Context = Creative Destruction
The use of contexts in app development is not just about driving new user experience and value for users; it is about driving new business models as well. The use of contexts increases the app’s value to the point where in many instances a new revenue model can be implemented. For example, wireless phone companies that by design are able to capture user locations can monetize this “data” in a variety of ways, advertising being one of them. Similarly apps that used to be sold on a per license basis can shift their revenue models to leveraging contextual data as opposed to per user charges. In that respect, context is not only valuable, it is disruptive. The first wave of context aware apps we see have typically been those that would anyway have been free - Apps such as Instagram, Pinterest and Zoomingo (local shopping application).
Increasingly, I predict that we will see whole industries that shift their business models to take advantage of contexts. Newspapers and media are a prime example. While many newspapers are experimenting with paywalls, I believe that a larger opportunity exists for them to exploit user contexts. News publishing today uses what could be termed as an “in-out” model, that is publishers and editors decide what content should be created, publish it and hope that readers will find it interesting. It is the traditional content first driven approach. But what is relevant to me as a reader depends upon my current context. And what is relevant for me today may not be relevant tomorrow.
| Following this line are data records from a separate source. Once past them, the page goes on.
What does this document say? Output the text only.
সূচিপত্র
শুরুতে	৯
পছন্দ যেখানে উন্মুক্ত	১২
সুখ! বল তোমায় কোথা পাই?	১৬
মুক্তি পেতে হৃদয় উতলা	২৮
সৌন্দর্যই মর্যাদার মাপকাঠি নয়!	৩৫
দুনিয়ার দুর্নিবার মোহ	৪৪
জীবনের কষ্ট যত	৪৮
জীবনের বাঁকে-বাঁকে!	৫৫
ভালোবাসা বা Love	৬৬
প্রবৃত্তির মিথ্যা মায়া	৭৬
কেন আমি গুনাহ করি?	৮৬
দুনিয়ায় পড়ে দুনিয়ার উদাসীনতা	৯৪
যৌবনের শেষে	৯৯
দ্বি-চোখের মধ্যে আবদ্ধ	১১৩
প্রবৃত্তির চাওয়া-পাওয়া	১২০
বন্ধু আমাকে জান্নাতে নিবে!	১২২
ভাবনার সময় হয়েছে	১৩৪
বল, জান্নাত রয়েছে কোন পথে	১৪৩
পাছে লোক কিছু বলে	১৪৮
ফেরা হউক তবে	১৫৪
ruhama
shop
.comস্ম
It calls for a more dynamic approach to presenting content, where content to be presented is selected based on a combination of contexts. In other words, an “out-in” model. Doing so improves their ability to deliver advertising thereby potentially increasing revenue.
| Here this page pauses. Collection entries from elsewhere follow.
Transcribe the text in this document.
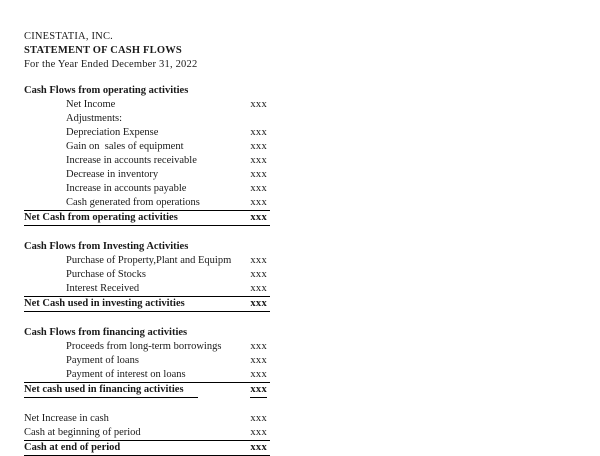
CINESTATIA, INC.
STATEMENT OF CASH FLOWS
For the Year Ended December 31, 2022
Cash Flows from operating activities	
Net Income	xxx
Adjustments:	
Depreciation Expense	xxx
Gain on  sales of equipment	xxx
Increase in accounts receivable	xxx
Decrease in inventory	xxx
Increase in accounts payable	xxx
Cash generated from operations	xxx
Net Cash from operating activities	xxx

Cash Flows from Investing Activities	
Purchase of Property,Plant and Equipm	xxx
Purchase of Stocks	xxx
Interest Received	xxx
Net Cash used in investing activities	xxx

Cash Flows from financing activities	
Proceeds from long-term borrowings	xxx
Payment of loans	xxx
Payment of interest on loans	xxx
Net cash used in financing activities	xxx

Net Increase in cash	xxx
Cash at beginning of period	xxx
Cash at end of period	xxx
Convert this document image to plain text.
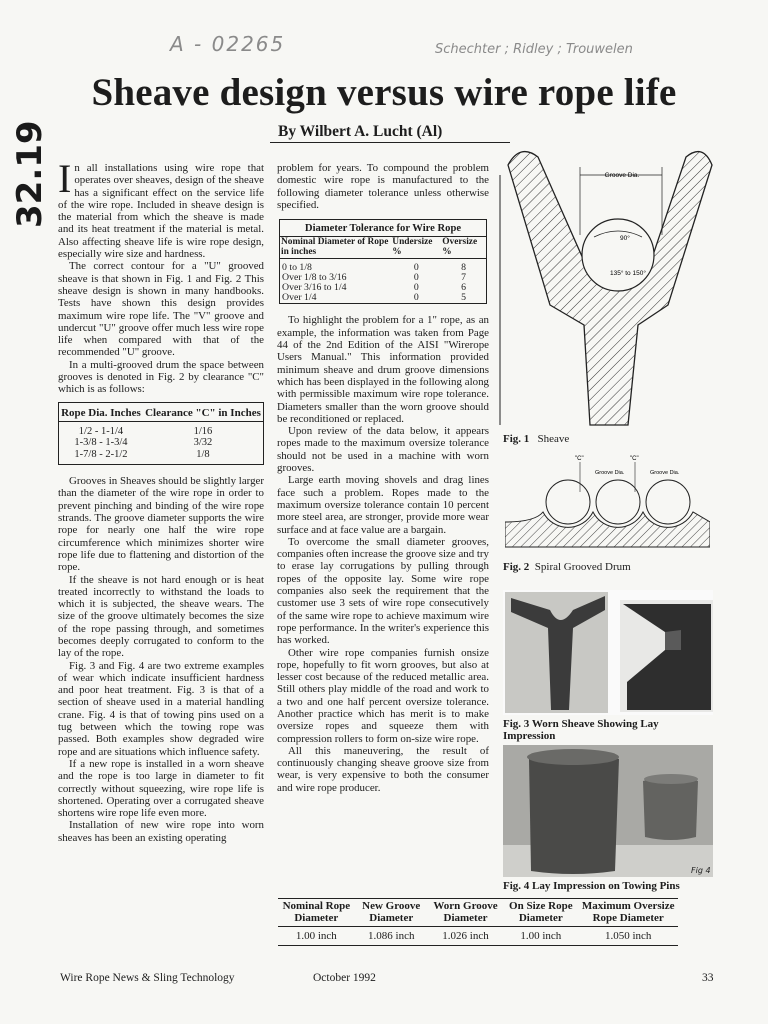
A - 02265	Schechter ; Ridley ; Trouwelen
32.19
Sheave design versus wire rope life
By Wilbert A. Lucht (Al)

In all installations using wire rope that operates over sheaves, design of the sheave has a significant effect on the service life of the wire rope. Included in sheave design is the material from which the sheave is made and its heat treatment if the material is metal. Also affecting sheave life is wire rope design, especially wire size and hardness.

The correct contour for a "U" grooved sheave is that shown in Fig. 1 and Fig. 2 This sheave design is shown in many handbooks. Tests have shown this design provides maximum wire rope life. The "V" groove and undercut "U" groove offer much less wire rope life when compared with that of the recommended "U" groove.

In a multi-grooved drum the space between grooves is denoted in Fig. 2 by clearance "C" which is as follows:

Rope Dia. Inches	Clearance "C" in Inches
1/2 - 1-1/4	1/16
1-3/8 - 1-3/4	3/32
1-7/8 - 2-1/2	1/8

Grooves in Sheaves should be slightly larger than the diameter of the wire rope in order to prevent pinching and binding of the wire rope strands. The groove diameter supports the wire rope for nearly one half the wire rope circumference which minimizes shorter wire rope life due to flattening and distortion of the rope.

If the sheave is not hard enough or is heat treated incorrectly to withstand the loads to which it is subjected, the sheave wears. The size of the groove ultimately becomes the size of the rope passing through, and sometimes becomes deeply corrugated to conform to the lay of the rope.

Fig. 3 and Fig. 4 are two extreme examples of wear which indicate insufficient hardness and poor heat treatment. Fig. 3 is that of a section of sheave used in a material handling crane. Fig. 4 is that of towing pins used on a tug between which the towing rope was passed. Both examples show degraded wire rope and are situations which influence safety.

If a new rope is installed in a worn sheave and the rope is too large in diameter to fit correctly without squeezing, wire rope life is shortened. Operating over a corrugated sheave shortens wire rope life even more.

Installation of new wire rope into worn sheaves has been an existing operating

problem for years. To compound the problem domestic wire rope is manufactured to the following diameter tolerance unless otherwise specified.

Diameter Tolerance for Wire Rope
Nominal Diameter of Rope in inches	Undersize %	Oversize %
0 to 1/8	0	8
Over 1/8 to 3/16	0	7
Over 3/16 to 1/4	0	6
Over 1/4	0	5

To highlight the problem for a 1" rope, as an example, the information was taken from Page 44 of the 2nd Edition of the AISI "Wirerope Users Manual." This information provided minimum sheave and drum groove dimensions which has been displayed in the following along with permissible maximum wire rope tolerance. Diameters smaller than the worn groove should be reconditioned or replaced.

Upon review of the data below, it appears ropes made to the maximum oversize tolerance should not be used in a machine with worn grooves.

Large earth moving shovels and drag lines face such a problem. Ropes made to the maximum oversize tolerance contain 10 percent more steel area, are stronger, provide more wear surface and at face value are a bargain.

To overcome the small diameter grooves, companies often increase the groove size and try to erase lay corrugations by pulling through ropes of the opposite lay. Some wire rope companies also seek the requirement that the customer use 3 sets of wire rope consecutively of the same wire rope to achieve maximum wire rope performance. In the writer's experience this has worked.

Other wire rope companies furnish onsize rope, hopefully to fit worn grooves, but also at lesser cost because of the reduced metallic area. Still others play middle of the road and work to a two and one half percent oversize tolerance. Another practice which has merit is to make oversize ropes and squeeze them with compression rollers to form on-size wire rope.

All this maneuvering, the result of continuously changing sheave groove size from wear, is very expensive to both the consumer and wire rope producer.

Groove Dia.
90°
135° to 150°
Fig. 1 Sheave
"C"	"C"
Groove Dia.	Groove Dia.
Fig. 2 Spiral Grooved Drum
Fig. 3 Worn Sheave Showing Lay Impression
Fig 4
Fig. 4 Lay Impression on Towing Pins
Nominal Rope Diameter	New Groove Diameter	Worn Groove Diameter	On Size Rope Diameter	Maximum Oversize Rope Diameter
1.00 inch	1.086 inch	1.026 inch	1.00 inch	1.050 inch
Wire Rope News & Sling Technology	October 1992	33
The same is true for retail. Most mobile retail websites are mere reproductions of online properties but should they be? Online retail websites suffer from the same contextual ignorance as other apps. For example, a mobile retail app would be much more powerful if it could detect a person’s physical proximity to a store. Imagine how small business retailers could benefit from such capabilities. Think about applications like Endomondo that track your physical fitness activities. Well over 5 million users have downloaded and use Endomondo. Consider how useful that data would be to an outfit like REI for targeting and creating customized offers. Here’s another example and a personal one. I am an avid photographer, but not a very good one. I try to learn about photography but that typically happens before or after I am out taking photographs. But the most appropriate context for me to quickly learn tips is when I am taking photographs. Cameras already track locations and embed them in pictures. They already sense light conditions. But this data is not used to educate the photographer! Could it be used to provide tips at the time the photo was being taken? Or could suggestions be given as to how to improve the photograph with examples of the best possible settings? Would it make amateurs like me to more likely to buy a particular camera brand? Would it facilitate brand loyalty? I believe the answers to all of the above are a resounding yes!
Context = Engagement
Indeed, most websites retail or not suffer from the same issue. Even corporate, customer facing websites are mere one-way information dispensing media rather than a context aware, interactive medium that facilitates two way engagements. In fact the very term “engagement” needs to be redefined in the mobile age. Engagement was largely defined in terms of giving users the content they want/need. But in the mobile age, I believe that engagement should be about the interaction users want and need. It follows then that if context defines interaction then adding contexts fuels a more powerful engagement that can impact costs and revenue.
Successful mobile applications need to score high on relevance. Relevance is a function that takes into consideration not just content but also all the factors that surround and influence the appeal of that content. This means that app developers have to re-think their applications for the mobile age. And not just re-think but they have to get mobile DNA into the entire organization.